As we see, these days webpages are full of animations, different font styles, GIF’s, images, videos etc. They even requests for and include different font styles and other scripts from any other website without user interaction. So what will happen if any bad guy in hoodie and green terminals hosts a malicious script on other-site.com to steal data from site.com? To prevents these kinds of “Cross” site attacks, SOP came into existence.
Same-origin Policy: SOP is a browser’s security mechanism which prevents one website to load scripts or request for other resources from another website/different origin.
Different origin ? When can we say that two URL’s are in same origin ?
If protocol, host and port are all same for two URL’s then we can say that both the URL’s are having same origin.
For example, let’s see if the following URLs are in same origin with http://domain.com
URL Result Reason
http://domain.com/path Yes Protocol, host and port are same https://domain.com No Protocol is not same.
http://domain.com:8080 No Port is not same.
http://a.domain.com No Host is not same.
Note: Internet Explorer doesn’t care about port into same-origin checks.
Okay, sounds great. But what if I, the developer/admin of my-site.com wants to access some resources from my-other-site.com on which i completely trusts? To solve this issue Cross-origin resource sharing was introduced. CORS allowed developers to share resources between the sites they want to.
Cross-origin resource sharing (CORS)
It is a browser’s mechanism which allows sharing of resources from different origins. So, basically you allow access to the websites you trust to share resource with, and when a website with another origin requests for a resource, the application sends an HTTP request with origin header. If the origin is trusted it sends back the requested resource with
Access-Control-Allow-Credentials header in response.
Origin header: Origin header contains the URL from where the request has originated.
Access-Control-Allow-Origin: This header is send back in the response from one website to a request originated from another website, telling the website that it is allowed to access the resource.
Access-Control-Allow-Credentials: If this header is set to true then only you can share cookies and other credentials with another website.
> Multiple origins:
Access-Control-Allow-Origin: http://domain1.com http://domain2.com
However, no browser supports multiple origins.
> Wildcards (*):
Sadly, you can use only this wildcard, means you allow each and every website, you can’t use wildcards on any other way like https://*.website.com to allow all subdomains of your website.

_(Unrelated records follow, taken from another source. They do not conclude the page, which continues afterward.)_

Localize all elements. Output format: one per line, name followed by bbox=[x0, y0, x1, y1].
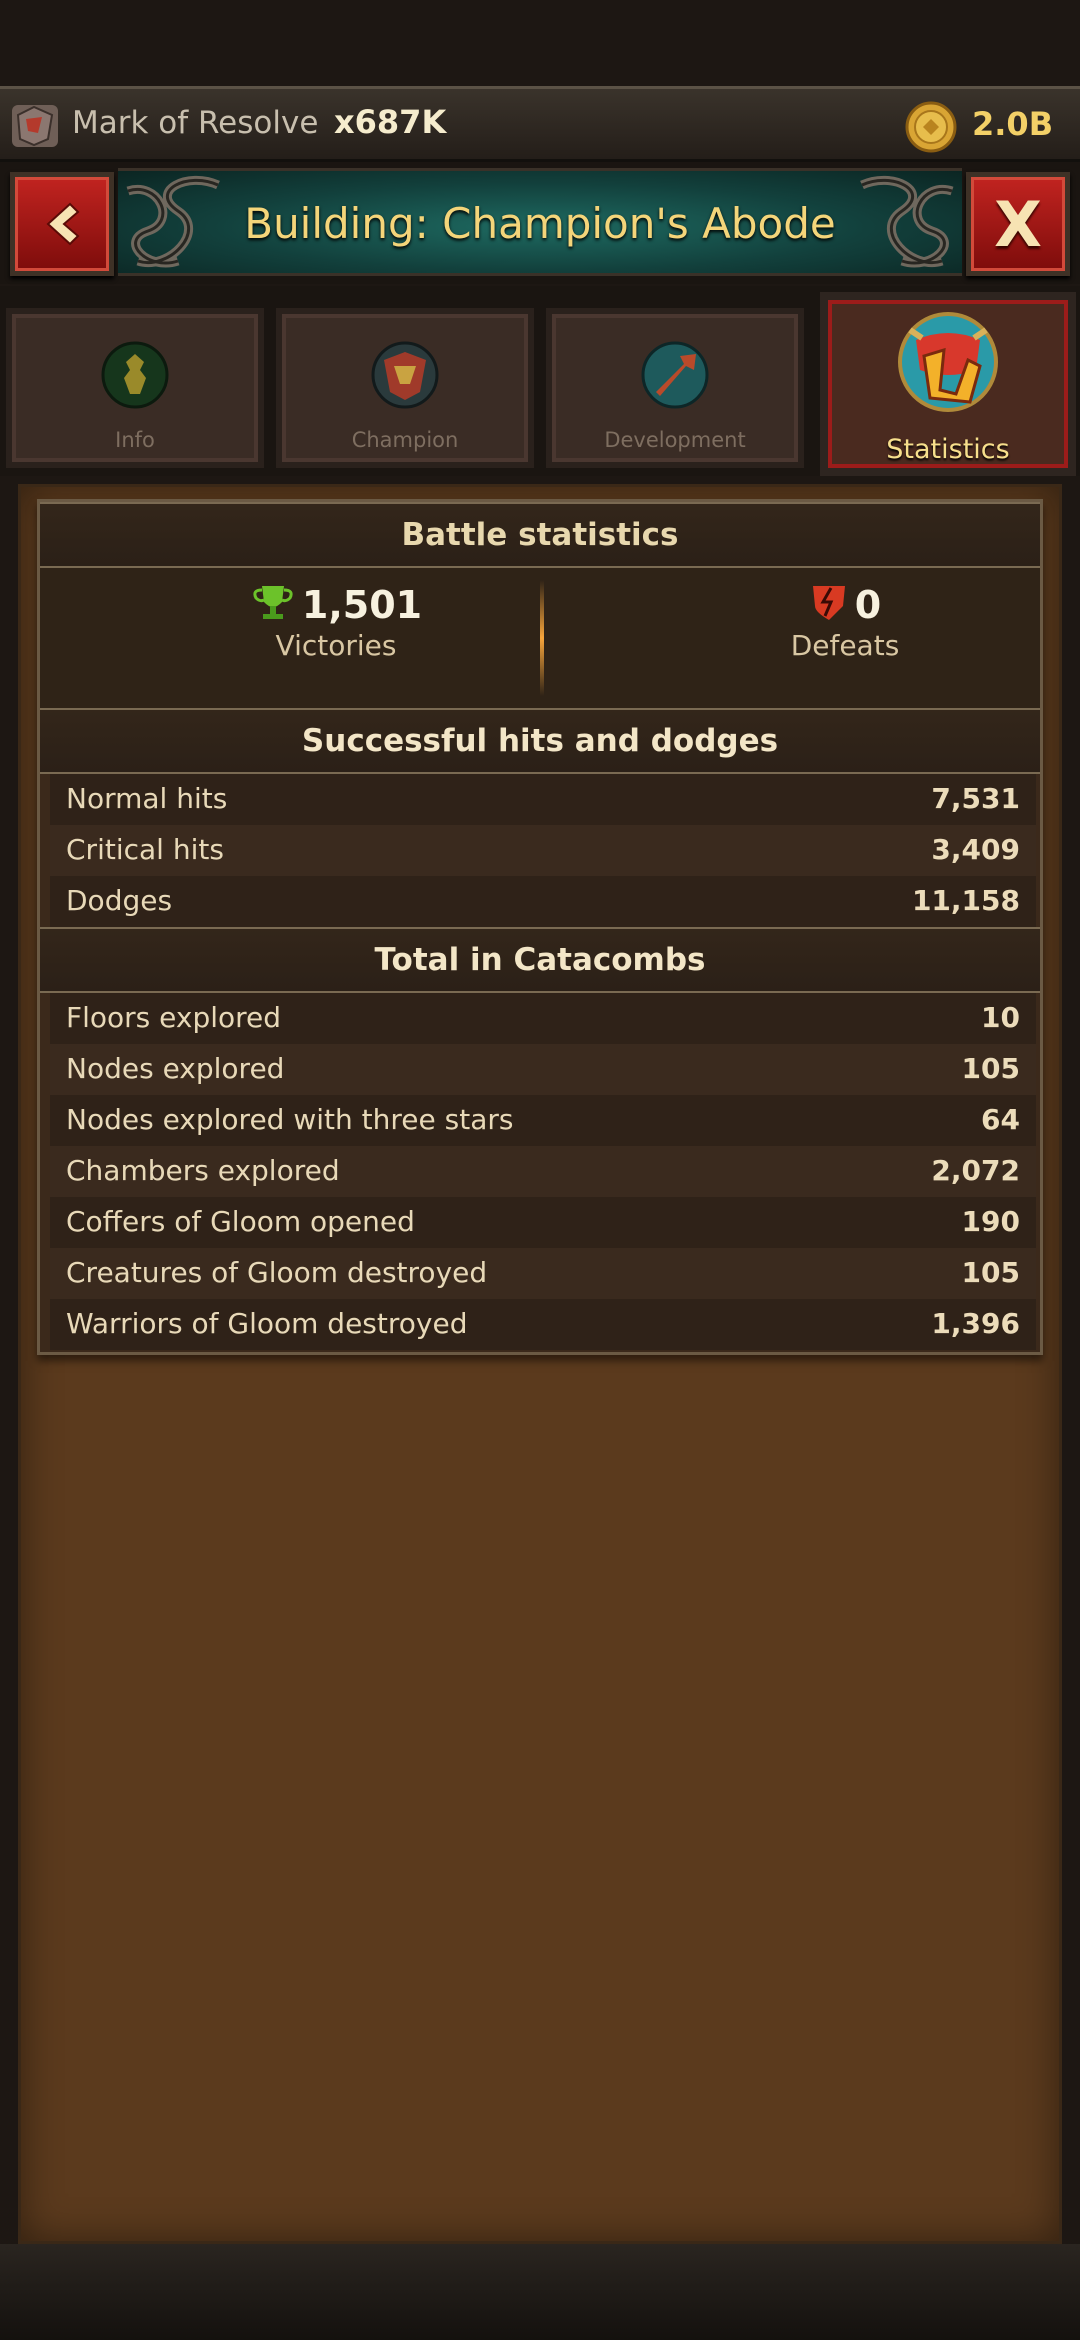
defeats-count: 0 bbox=[854, 583, 882, 627]
row-label: Critical hits bbox=[66, 833, 224, 866]
table-row: Nodes explored 105 bbox=[50, 1044, 1036, 1095]
resource-count: x687K bbox=[334, 103, 447, 141]
row-label: Dodges bbox=[66, 884, 173, 917]
row-value: 2,072 bbox=[931, 1154, 1020, 1187]
mark-of-resolve-icon bbox=[12, 105, 58, 147]
row-label: Nodes explored bbox=[66, 1052, 285, 1085]
resource-bar: Mark of Resolve x687K 2.0B bbox=[0, 86, 1080, 162]
divider bbox=[540, 580, 544, 696]
row-label: Warriors of Gloom destroyed bbox=[66, 1307, 468, 1340]
row-label: Floors explored bbox=[66, 1001, 282, 1034]
gold-coin-icon bbox=[905, 101, 957, 153]
tab-info[interactable]: Info bbox=[6, 308, 264, 468]
table-row: Coffers of Gloom opened 190 bbox=[50, 1197, 1036, 1248]
statistics-icon bbox=[898, 312, 998, 412]
bottom-border bbox=[0, 2244, 1080, 2340]
tab-champion[interactable]: Champion bbox=[276, 308, 534, 468]
row-value: 1,396 bbox=[931, 1307, 1020, 1340]
row-label: Creatures of Gloom destroyed bbox=[66, 1256, 488, 1289]
row-value: 10 bbox=[981, 1001, 1020, 1034]
table-row: Nodes explored with three stars 64 bbox=[50, 1095, 1036, 1146]
tab-statistics[interactable]: Statistics bbox=[820, 292, 1076, 476]
title-panel: Building: Champion's Abode bbox=[118, 168, 962, 276]
chevron-left-icon bbox=[46, 202, 80, 246]
battle-summary: 1,501 Victories 0 Defeats bbox=[40, 568, 1040, 708]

For security measures it automatically disables the Allow-Credentials header when using a wildcard. You need to specify a domain if you want to allow credentials.
> Null origin:
Exploiting CORS misconfiguration
1. Origin reflection : In some cases, web server generate Access-Control-Allow-Origin header based on the origin they recieved in the requests. Which means any site can access the resource. So if a attacker intentionally changes the origin header and gets back ACAO header in response with his website and credentials set to true then the attacker can use this misconfiguration to get any secret data by hosting a html page with simple script on his website.
2. Null origin : If a website allow null origin then also it is exploitable as any website can obtain null origin using a sandboxed iframe.
3. Pre-domain wildcard: If a non existing domain like somevictim.com allowed access then the attacker can register this domain and can steal your data.
4. Post-domain wildcard: If victim.com.attacker.com is allowed, then an attacker can simply set up a domain like this to steal your data.
5. Sub-domains allowed: If sub.victim.com is allowed, the also an attacker can exploit this if he finds an XSS vulnerability in subdomain.
Security risks of CORS
If implemented badly, CORS can lead to major security risk like leaking of API keys, other users data or even much more. A very great example of security risk of CORS misconfiguration is this.
- Manually Testing: When testing for CORS misconfigurations manually, you simply sends your website in origin header via a simple
curl https://victim.com -H "Origin: https://attacker.site" -Ior by capturing the request in Burp Suite and using Repeater tab and check the response for Access-Control-Allow-Origin and Access-Control-Allow-Credential headers. If ACAO header contains https://attacker.site then you can host a script on https://attacker.site to steal private data or anything from https://victim.com
- Shodan.io : A simple search on shodan like this will give you back many sites with Access-Control-Allow-Origin: null, where you can try to exploit this issue.